The Texas Senate unanimously approved three bills to give regulators more power to curb electricity rates and encourage retail power competition just days after charges of electricity price manipulation in the Lone Star State. The Texas Public Utilities Commission reported that the state’s largest power provider, TXU, inflated prices by $70 million during the summer of 2005, giving the company an extra $20 million in profits.
Power costs in parts of Texas have gone up 70 percent to 100 percent over the past five years and have become a major burden for some elderly residents, said Tim Morstad, a lobbyist for the Texas branch of the AARP. The senior citizens’ group, one of the nation’s largest lobbying organizations, has made electricity prices its No. 1 issue during Texas’s biennial legislative session, he said.
AARP and other consumer groups also oppose a Virginia bill that would replace the state’s 1999 deregulation plan, just months before the rate caps are set to expire in that state. Opponents fear the new measure will be a boon for Dominion Virginia Power, the state’s dominant utility, because it links the company’s profits to utility earnings in nearby states.
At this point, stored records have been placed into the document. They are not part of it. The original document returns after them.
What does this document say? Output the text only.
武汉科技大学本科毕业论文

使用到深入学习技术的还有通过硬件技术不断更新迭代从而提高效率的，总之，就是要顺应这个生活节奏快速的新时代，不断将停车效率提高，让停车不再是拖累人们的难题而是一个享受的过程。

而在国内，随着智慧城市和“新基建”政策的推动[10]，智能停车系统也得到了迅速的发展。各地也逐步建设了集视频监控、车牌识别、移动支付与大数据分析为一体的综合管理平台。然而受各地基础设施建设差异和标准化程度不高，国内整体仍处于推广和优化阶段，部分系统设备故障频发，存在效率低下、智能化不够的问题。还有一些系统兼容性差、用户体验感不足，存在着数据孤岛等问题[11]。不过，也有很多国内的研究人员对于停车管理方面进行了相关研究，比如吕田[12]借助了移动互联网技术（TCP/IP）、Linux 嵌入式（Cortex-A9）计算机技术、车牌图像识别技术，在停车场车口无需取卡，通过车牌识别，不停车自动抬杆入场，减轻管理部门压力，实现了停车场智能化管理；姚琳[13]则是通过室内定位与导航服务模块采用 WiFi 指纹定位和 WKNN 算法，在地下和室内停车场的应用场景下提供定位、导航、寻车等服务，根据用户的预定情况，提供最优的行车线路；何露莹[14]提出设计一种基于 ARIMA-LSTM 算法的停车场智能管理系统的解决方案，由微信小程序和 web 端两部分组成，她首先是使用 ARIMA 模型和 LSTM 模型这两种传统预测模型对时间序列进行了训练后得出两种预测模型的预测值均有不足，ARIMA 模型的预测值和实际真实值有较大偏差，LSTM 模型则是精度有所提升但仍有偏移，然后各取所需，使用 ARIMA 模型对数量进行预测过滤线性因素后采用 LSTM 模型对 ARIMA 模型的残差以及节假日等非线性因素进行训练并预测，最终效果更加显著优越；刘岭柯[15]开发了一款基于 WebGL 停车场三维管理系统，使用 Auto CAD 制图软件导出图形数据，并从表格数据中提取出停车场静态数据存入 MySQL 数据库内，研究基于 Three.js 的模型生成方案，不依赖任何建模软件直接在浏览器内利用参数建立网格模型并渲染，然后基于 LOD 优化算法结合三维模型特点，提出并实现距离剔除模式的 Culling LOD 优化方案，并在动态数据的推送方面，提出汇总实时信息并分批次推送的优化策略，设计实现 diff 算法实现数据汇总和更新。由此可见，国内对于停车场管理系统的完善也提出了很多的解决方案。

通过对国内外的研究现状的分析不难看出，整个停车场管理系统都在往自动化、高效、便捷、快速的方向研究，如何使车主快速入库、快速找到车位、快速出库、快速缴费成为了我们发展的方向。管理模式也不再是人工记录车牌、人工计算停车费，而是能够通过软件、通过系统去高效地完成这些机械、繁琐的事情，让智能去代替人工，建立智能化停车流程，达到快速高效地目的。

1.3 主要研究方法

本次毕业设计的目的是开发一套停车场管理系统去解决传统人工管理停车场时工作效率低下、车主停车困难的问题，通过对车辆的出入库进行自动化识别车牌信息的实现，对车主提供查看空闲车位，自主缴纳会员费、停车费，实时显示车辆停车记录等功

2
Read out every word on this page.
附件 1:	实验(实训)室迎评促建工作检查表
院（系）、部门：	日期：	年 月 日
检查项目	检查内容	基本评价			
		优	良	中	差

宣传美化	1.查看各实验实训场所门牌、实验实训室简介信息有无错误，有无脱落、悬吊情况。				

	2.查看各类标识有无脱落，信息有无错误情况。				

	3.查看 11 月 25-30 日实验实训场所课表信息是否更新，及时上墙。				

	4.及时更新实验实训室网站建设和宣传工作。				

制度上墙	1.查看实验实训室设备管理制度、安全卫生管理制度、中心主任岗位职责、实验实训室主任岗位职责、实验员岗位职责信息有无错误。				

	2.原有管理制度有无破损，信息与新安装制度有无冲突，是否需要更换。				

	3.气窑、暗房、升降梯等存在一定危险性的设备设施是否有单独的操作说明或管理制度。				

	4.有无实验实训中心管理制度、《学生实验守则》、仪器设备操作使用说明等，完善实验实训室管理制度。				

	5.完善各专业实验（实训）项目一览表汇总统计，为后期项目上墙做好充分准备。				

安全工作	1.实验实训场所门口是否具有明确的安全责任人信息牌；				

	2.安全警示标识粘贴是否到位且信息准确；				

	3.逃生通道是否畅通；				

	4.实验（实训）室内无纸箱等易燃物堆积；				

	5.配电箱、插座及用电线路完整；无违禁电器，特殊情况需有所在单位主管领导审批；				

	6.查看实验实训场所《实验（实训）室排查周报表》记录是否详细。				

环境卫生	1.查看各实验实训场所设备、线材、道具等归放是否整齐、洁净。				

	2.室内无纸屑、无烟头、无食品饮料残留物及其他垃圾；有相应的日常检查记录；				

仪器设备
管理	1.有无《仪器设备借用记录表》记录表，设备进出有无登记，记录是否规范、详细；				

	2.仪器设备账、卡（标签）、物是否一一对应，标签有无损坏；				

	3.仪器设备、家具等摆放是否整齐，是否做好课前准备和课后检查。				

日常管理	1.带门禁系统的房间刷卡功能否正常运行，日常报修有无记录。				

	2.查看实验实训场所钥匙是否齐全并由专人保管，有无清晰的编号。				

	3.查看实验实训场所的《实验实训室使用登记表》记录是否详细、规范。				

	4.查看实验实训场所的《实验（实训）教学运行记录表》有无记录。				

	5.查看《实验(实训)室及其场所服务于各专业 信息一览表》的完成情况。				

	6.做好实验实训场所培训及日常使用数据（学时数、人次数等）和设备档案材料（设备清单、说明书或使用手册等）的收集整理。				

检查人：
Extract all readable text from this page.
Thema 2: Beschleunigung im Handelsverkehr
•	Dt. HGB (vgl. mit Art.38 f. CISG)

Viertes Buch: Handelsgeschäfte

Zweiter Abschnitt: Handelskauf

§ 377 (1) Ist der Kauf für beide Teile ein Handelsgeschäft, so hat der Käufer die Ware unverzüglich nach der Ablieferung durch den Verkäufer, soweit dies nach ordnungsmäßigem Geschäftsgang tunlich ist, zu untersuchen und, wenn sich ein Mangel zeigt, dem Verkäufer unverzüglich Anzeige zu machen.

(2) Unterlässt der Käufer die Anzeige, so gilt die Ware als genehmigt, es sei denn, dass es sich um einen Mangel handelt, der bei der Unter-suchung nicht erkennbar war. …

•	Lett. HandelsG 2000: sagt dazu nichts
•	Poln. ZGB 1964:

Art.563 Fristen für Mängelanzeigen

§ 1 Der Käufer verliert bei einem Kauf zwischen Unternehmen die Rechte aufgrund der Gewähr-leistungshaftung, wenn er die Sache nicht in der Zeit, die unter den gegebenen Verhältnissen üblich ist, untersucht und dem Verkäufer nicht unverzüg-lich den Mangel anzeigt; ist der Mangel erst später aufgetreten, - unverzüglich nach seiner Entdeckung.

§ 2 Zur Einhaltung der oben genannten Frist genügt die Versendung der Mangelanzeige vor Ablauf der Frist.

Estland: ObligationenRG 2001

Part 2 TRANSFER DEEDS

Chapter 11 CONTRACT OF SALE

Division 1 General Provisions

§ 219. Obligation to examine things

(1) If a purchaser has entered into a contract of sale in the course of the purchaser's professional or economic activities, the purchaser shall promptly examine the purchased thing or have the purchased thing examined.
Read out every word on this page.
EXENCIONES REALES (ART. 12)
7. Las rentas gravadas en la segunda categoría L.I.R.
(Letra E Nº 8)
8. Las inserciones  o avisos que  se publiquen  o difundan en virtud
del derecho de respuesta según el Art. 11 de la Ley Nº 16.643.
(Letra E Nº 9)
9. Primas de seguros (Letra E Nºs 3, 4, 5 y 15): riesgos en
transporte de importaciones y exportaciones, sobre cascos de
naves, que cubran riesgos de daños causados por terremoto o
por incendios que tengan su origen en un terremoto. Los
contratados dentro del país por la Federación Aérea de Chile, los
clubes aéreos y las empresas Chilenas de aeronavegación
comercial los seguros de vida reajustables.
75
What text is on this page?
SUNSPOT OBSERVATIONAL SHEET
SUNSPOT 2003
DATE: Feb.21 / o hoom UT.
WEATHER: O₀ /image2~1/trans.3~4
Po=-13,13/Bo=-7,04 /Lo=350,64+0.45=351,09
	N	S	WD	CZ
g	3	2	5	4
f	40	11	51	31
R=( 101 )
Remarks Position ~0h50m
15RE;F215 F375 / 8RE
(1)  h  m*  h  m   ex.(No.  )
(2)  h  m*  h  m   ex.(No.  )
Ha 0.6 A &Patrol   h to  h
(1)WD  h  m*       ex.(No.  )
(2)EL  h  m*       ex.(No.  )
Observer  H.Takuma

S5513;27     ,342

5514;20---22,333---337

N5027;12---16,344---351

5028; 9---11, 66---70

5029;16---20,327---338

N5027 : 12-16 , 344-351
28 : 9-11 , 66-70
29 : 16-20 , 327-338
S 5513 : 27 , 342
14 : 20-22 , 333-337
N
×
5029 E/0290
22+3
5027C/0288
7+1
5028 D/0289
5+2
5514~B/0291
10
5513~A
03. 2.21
Virginia’s governor likely will propose amendments to the bill by March 26, said Kaine spokesman Kevin Hall. “Our inclination is always to fix what is broken,” he said. Virginia’s General Assembly has ended its regular session but has a one-day session on April 4 to accept or reject the governor’s proposals.
“That [bill] is terrible. It completely eliminates any incentive for Dominion to pass efficiencies on to customers,” said John Anderson, president of the Electricity Consumers Resource Council, an association of large industrial power users.
Anderson said Virginia legislators were spooked by 2006 rate hikes in Maryland in which consumers were threatened with a 72 percent increase after the state’s price controls expired.
Last year, the Maryland General Assembly tried to soften the blow of those rate hikes by phasing in a 15 percent increase this year and an extra monthly charge of $2.19 that will be in effect for the next decade. Then-Gov. Bob Ehrlich (R) nixed the bill, but the Democratic-controlled Legislature overrode his veto.
This year, newly elected Maryland Gov. Martin O’Malley (D) has replaced the chairman of the state’s Public Service Commission, which regulates the electric industry. A bill has been introduced in the General Assembly to allow counties to purchase power wholesale for their residents, a move the bill’s author has said will shave 10 percent off power bills.